On March 22, senior Foreign Ministry official Valey Semin was reported by Itar-Tass as claiming Russia would require $3 billion to eliminate its arsenal. On March 18, Senate Foreign Relations Committee Chair Joseph Biden talked of even higher figures, urging their urgent provision: "The Russian CW stockpile is a ticking time bomb... We need to accelerate, in my view, US funding, and that may cost as much as $10 billion over several years - a price we can afford if we want to neutralise that menacing threat. ... Russia needs to step up to the plate with its own funding, and we need to push our European allies to do more, because it's clearly in their interests as well as ours. Why is not in our interest, I keep asking myself, for us to spend $8 billion to $10 billion to wipe out a significant portion of the chemical capability that exists out there?" The main problem, as identified by Senator Richard Lugar, is not lack of Russian candour or planning, but plain lack of resources: "The Russians have a palpable fear of the results of the stuff getting out, as we do, to Chechens or others in their own country, where Russians would be killed... The problem is...it comes down essentially to money.
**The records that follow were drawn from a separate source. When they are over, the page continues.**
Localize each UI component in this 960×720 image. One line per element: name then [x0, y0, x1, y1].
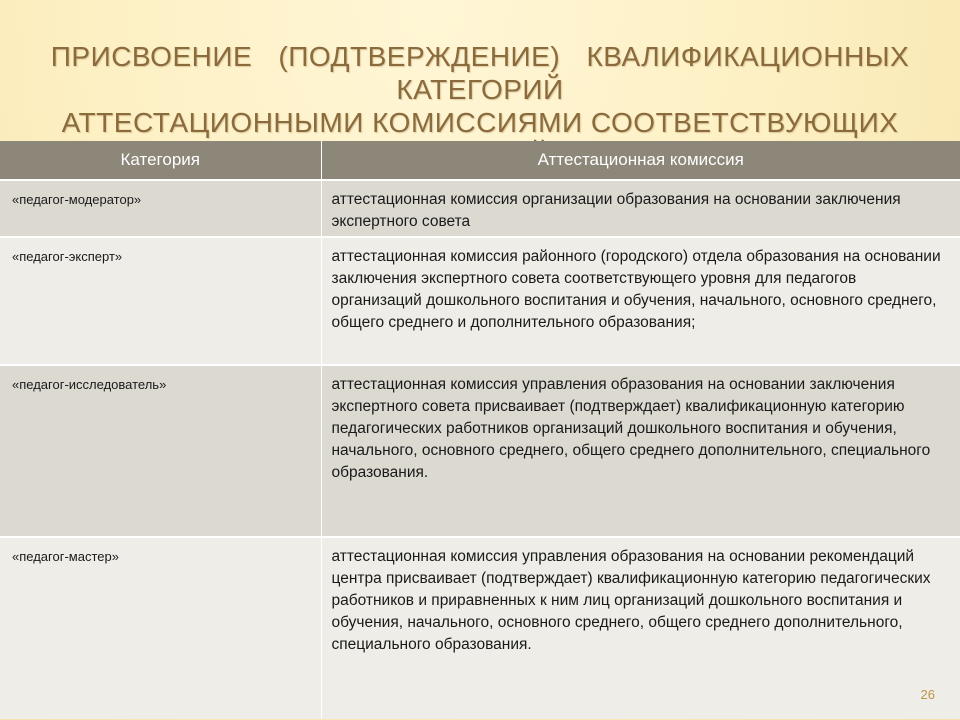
commission-cell: аттестационная комиссия районного (городского) отдела образования на основании заключения экспертного совета соответствующего уровня для педагогов организаций дошкольного воспитания и обучения, начального, основного среднего, общего среднего и дополнительного образования;: [321, 237, 960, 365]
table-row: [0, 365, 960, 537]
table-row: [0, 537, 960, 719]
category-cell: «педагог-мастер»: [0, 537, 321, 719]
commission-cell: аттестационная комиссия управления образования на основании рекомендаций центра присваивает (подтверждает) квалификационную категорию педагогических работников и приравненных к ним лиц организаций дошкольного воспитания и обучения, начального, основного среднего, общего среднего дополнительного, специального образования.: [321, 537, 960, 719]
category-cell: «педагог-модератор»: [0, 180, 321, 237]
page-number: 26: [920, 687, 935, 702]
header-commission: Аттестационная комиссия: [321, 141, 960, 180]
commission-cell: аттестационная комиссия управления образования на основании заключения экспертного совета присваивает (подтверждает) квалификационную категорию педагогических работников организаций дошкольного воспитания и обучения, начального, основного среднего, общего среднего дополнительного, специального образования.: [321, 365, 960, 537]
commission-cell: аттестационная комиссия организации образования на основании заключения экспертного совета: [321, 180, 960, 237]
categories-table: [0, 141, 960, 719]
category-cell: «педагог-исследователь»: [0, 365, 321, 537]
table-header-row: [0, 141, 960, 180]
slide-title-line-2: АТТЕСТАЦИОННЫМИ КОМИССИЯМИ СООТВЕТСТВУЮЩИХ: [61, 107, 899, 138]
category-cell: «педагог-эксперт»: [0, 237, 321, 365]
slide-title-line-1: ПРИСВОЕНИЕ (ПОДТВЕРЖДЕНИЕ) КВАЛИФИКАЦИОННЫХ КАТЕГОРИЙ: [50, 41, 910, 105]
table-row: [0, 180, 960, 237]
table-row: [0, 237, 960, 365]
header-category: Категория: [0, 141, 321, 180]
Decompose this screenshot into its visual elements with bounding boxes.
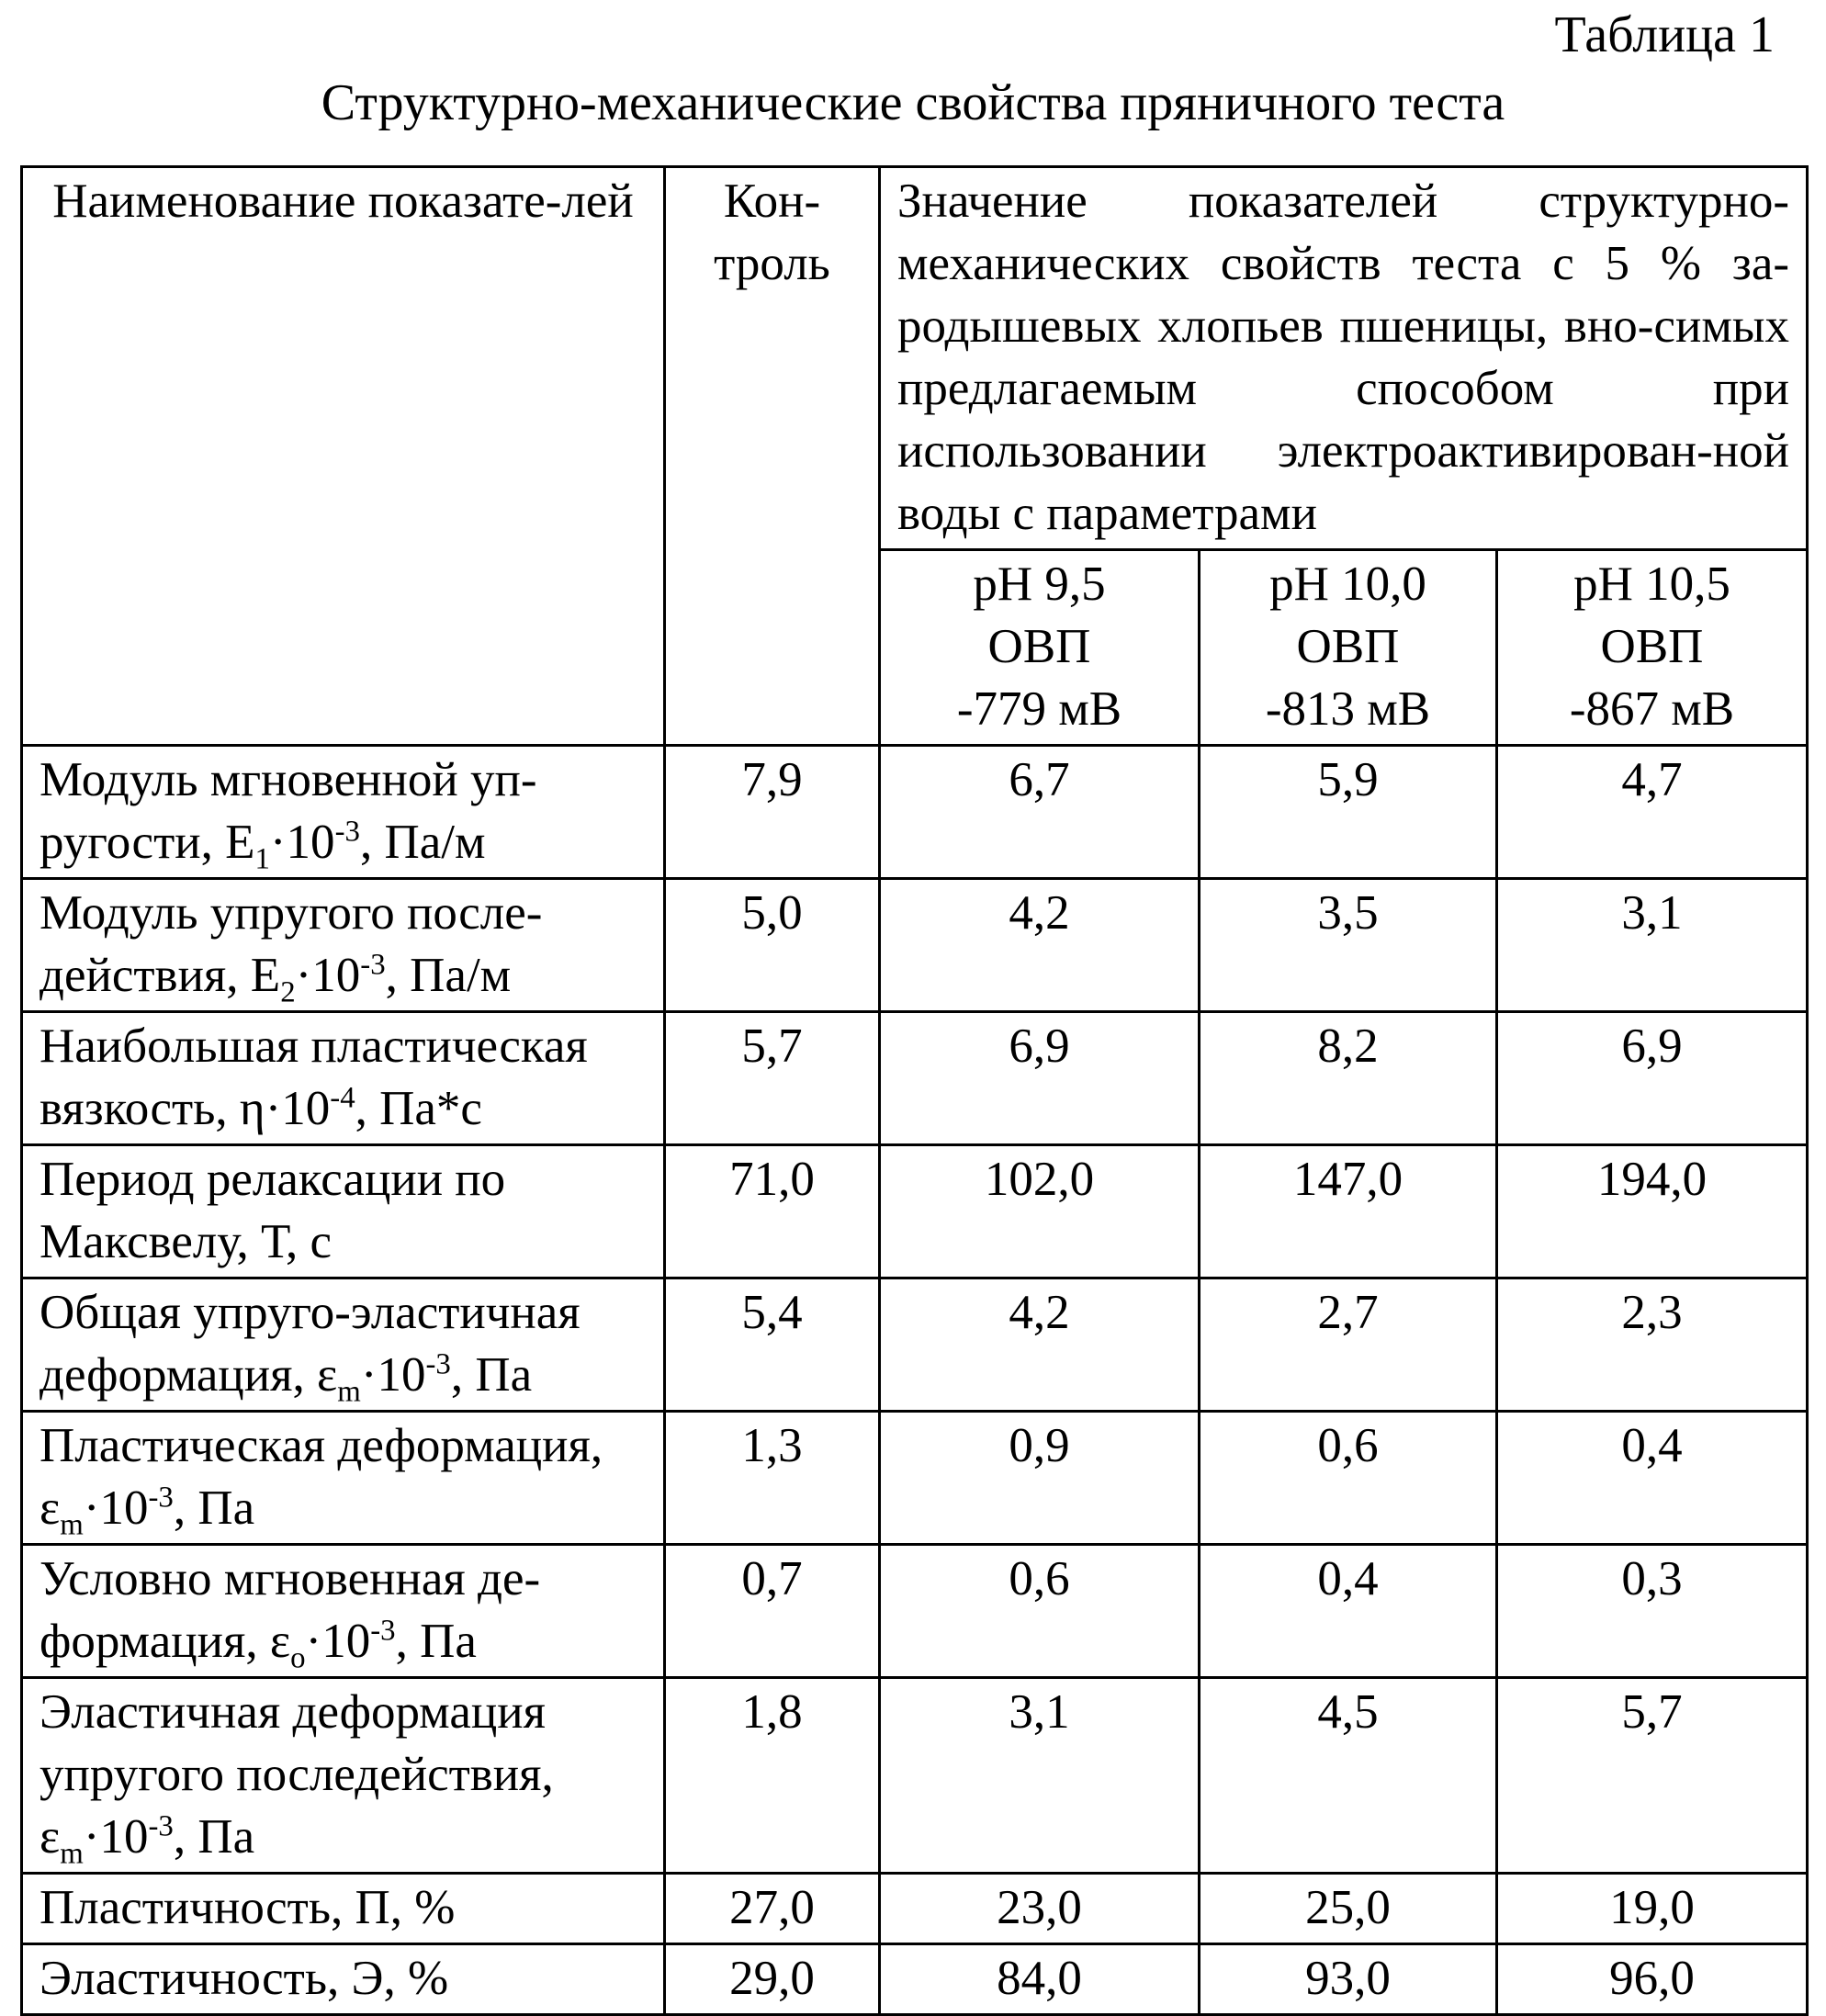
value-ph-10-5: 4,7 <box>1497 746 1808 879</box>
row-name: Период релаксации по Максвелу, Т, с <box>22 1145 665 1278</box>
header-sub-col-3 <box>1497 550 1808 746</box>
row-name: Наибольшая пластическая вязкость, η·10-4, Па*с <box>22 1012 665 1145</box>
sub-col-1-orp: ОВП <box>897 615 1181 678</box>
value-ph-10-5: 5,7 <box>1497 1678 1808 1874</box>
value-ph-10-5: 0,4 <box>1497 1412 1808 1545</box>
row-name: Пластичность, П, % <box>22 1874 665 1944</box>
control-value: 1,8 <box>665 1678 880 1874</box>
row-name: Модуль упругого после-действия, E2·10-3, Па/м <box>22 879 665 1012</box>
value-ph-10-0: 25,0 <box>1200 1874 1497 1944</box>
value-ph-9-5: 23,0 <box>880 1874 1200 1944</box>
control-value: 27,0 <box>665 1874 880 1944</box>
value-ph-10-5: 19,0 <box>1497 1874 1808 1944</box>
value-ph-9-5: 0,9 <box>880 1412 1200 1545</box>
value-ph-9-5: 3,1 <box>880 1678 1200 1874</box>
value-ph-9-5: 84,0 <box>880 1944 1200 2015</box>
row-name: Модуль мгновенной уп-ругости, E1·10-3, Па/м <box>22 746 665 879</box>
sub-col-2-mv: -813 мВ <box>1217 678 1479 740</box>
value-ph-9-5: 0,6 <box>880 1545 1200 1678</box>
value-ph-10-5: 0,3 <box>1497 1545 1808 1678</box>
header-sub-col-1 <box>880 550 1200 746</box>
value-ph-10-0: 0,6 <box>1200 1412 1497 1545</box>
table-row <box>22 1678 1808 1874</box>
value-ph-10-0: 2,7 <box>1200 1278 1497 1412</box>
value-ph-10-5: 2,3 <box>1497 1278 1808 1412</box>
value-ph-10-5: 6,9 <box>1497 1012 1808 1145</box>
value-ph-9-5: 4,2 <box>880 1278 1200 1412</box>
value-ph-10-5: 194,0 <box>1497 1145 1808 1278</box>
control-value: 5,7 <box>665 1012 880 1145</box>
row-name: Эластичность, Э, % <box>22 1944 665 2015</box>
sub-col-2-ph: pH 10,0 <box>1217 553 1479 615</box>
value-ph-10-0: 8,2 <box>1200 1012 1497 1145</box>
header-name-col: Наименование показате-лей <box>22 167 665 746</box>
sub-col-1-mv: -779 мВ <box>897 678 1181 740</box>
table-row <box>22 1874 1808 1944</box>
table-row <box>22 1278 1808 1412</box>
table-label: Таблица 1 <box>1554 6 1775 64</box>
value-ph-10-0: 93,0 <box>1200 1944 1497 2015</box>
row-name: Общая упруго-эластичная деформация, εm·10-3, Па <box>22 1278 665 1412</box>
value-ph-9-5: 102,0 <box>880 1145 1200 1278</box>
value-ph-10-0: 5,9 <box>1200 746 1497 879</box>
sub-col-1-ph: pH 9,5 <box>897 553 1181 615</box>
value-ph-10-0: 3,5 <box>1200 879 1497 1012</box>
value-ph-10-5: 3,1 <box>1497 879 1808 1012</box>
value-ph-10-0: 4,5 <box>1200 1678 1497 1874</box>
header-group-col: Значение показателей структурно-механических свойств теста с 5 % за-родышевых хлопьев пшеницы, вно-симых предлагаемым способом при использовании электроактивирован-ной воды с параметрами <box>880 167 1808 550</box>
table-row <box>22 1145 1808 1278</box>
control-value: 5,0 <box>665 879 880 1012</box>
control-value: 1,3 <box>665 1412 880 1545</box>
table-title: Структурно-механические свойства пряничного теста <box>0 73 1826 132</box>
sub-col-2-orp: ОВП <box>1217 615 1479 678</box>
properties-table <box>20 165 1809 2016</box>
table-row <box>22 1944 1808 2015</box>
header-control-col: Кон-троль <box>665 167 880 746</box>
row-name: Эластичная деформация упругого последействия, εm·10-3, Па <box>22 1678 665 1874</box>
header-row <box>22 167 1808 550</box>
row-name: Условно мгновенная де-формация, εo·10-3, Па <box>22 1545 665 1678</box>
table-row <box>22 1412 1808 1545</box>
value-ph-9-5: 6,7 <box>880 746 1200 879</box>
sub-col-3-mv: -867 мВ <box>1515 678 1789 740</box>
sub-col-3-ph: pH 10,5 <box>1515 553 1789 615</box>
value-ph-10-0: 147,0 <box>1200 1145 1497 1278</box>
value-ph-10-0: 0,4 <box>1200 1545 1497 1678</box>
control-value: 71,0 <box>665 1145 880 1278</box>
value-ph-10-5: 96,0 <box>1497 1944 1808 2015</box>
header-sub-col-2 <box>1200 550 1497 746</box>
control-value: 7,9 <box>665 746 880 879</box>
control-value: 29,0 <box>665 1944 880 2015</box>
table-row <box>22 879 1808 1012</box>
row-name: Пластическая деформация, εm·10-3, Па <box>22 1412 665 1545</box>
control-value: 0,7 <box>665 1545 880 1678</box>
table-row <box>22 1545 1808 1678</box>
table-row <box>22 1012 1808 1145</box>
table-row <box>22 746 1808 879</box>
sub-col-3-orp: ОВП <box>1515 615 1789 678</box>
value-ph-9-5: 6,9 <box>880 1012 1200 1145</box>
control-value: 5,4 <box>665 1278 880 1412</box>
value-ph-9-5: 4,2 <box>880 879 1200 1012</box>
There hasn't been much in the Russian budget."
There was some good news for Russia on March 14, with the signing at the Norwegian Embassy in Moscow of a 'Memorandum of Understanding Regarding the Destruction of Chemical Weapons in the Russian Federation' between Norway and the United Kingdom. A Russian Foreign Ministry statement (March 19) welcomed the development:
"In accordance with this document, Norway is to release $1 million for the destruction of Russian chemical weapons through the 'British assistance to Russia' programme, of which the Russian-British Intergovernmental Agreement, signed in London on December 20, 2001, is the legal base. Norway had planned to direct this million dollars through the US assistance programme for Russia in building a complex for the destruction of chemical weapons in Shchuchye, Kurgan region. But the slowness of the Americans in questions of the start of construction has led to the decision of Norway to join in British assistance with a view to starting work on the creation of the engineering infrastructure for this complex as soon as possible. Earlier, in accordance with the Norwegian-British Memorandum of Understanding signed on December 5, 2001, in The Hague, Norway already allocated...$1 million for the purchase of an electric transformer for the operation of the complex in Shchuchye."
Reports: Russia - estimates of buried weapons are too low, expert says, Global Security Newswire, March 6; Russia - old chemical weapons are safe for now, official says, Global Security Newswire, March 11; On the signing of a Memorandum of Understanding between Great Britain and Norway regarding the destruction of chemical weapons in Russia, Russian Foreign Ministry Statement, Document 502-19-03-2002, March 19; Russia - US doubts keep destruction funds frozen, Global Security Newswire, March 19; $10 billion needed to destroy Russian stockpiles, Biden says, Global Security Newswire, March 19; Gorny disposal plant to begin operations in July, Global Security Newswire, March 22.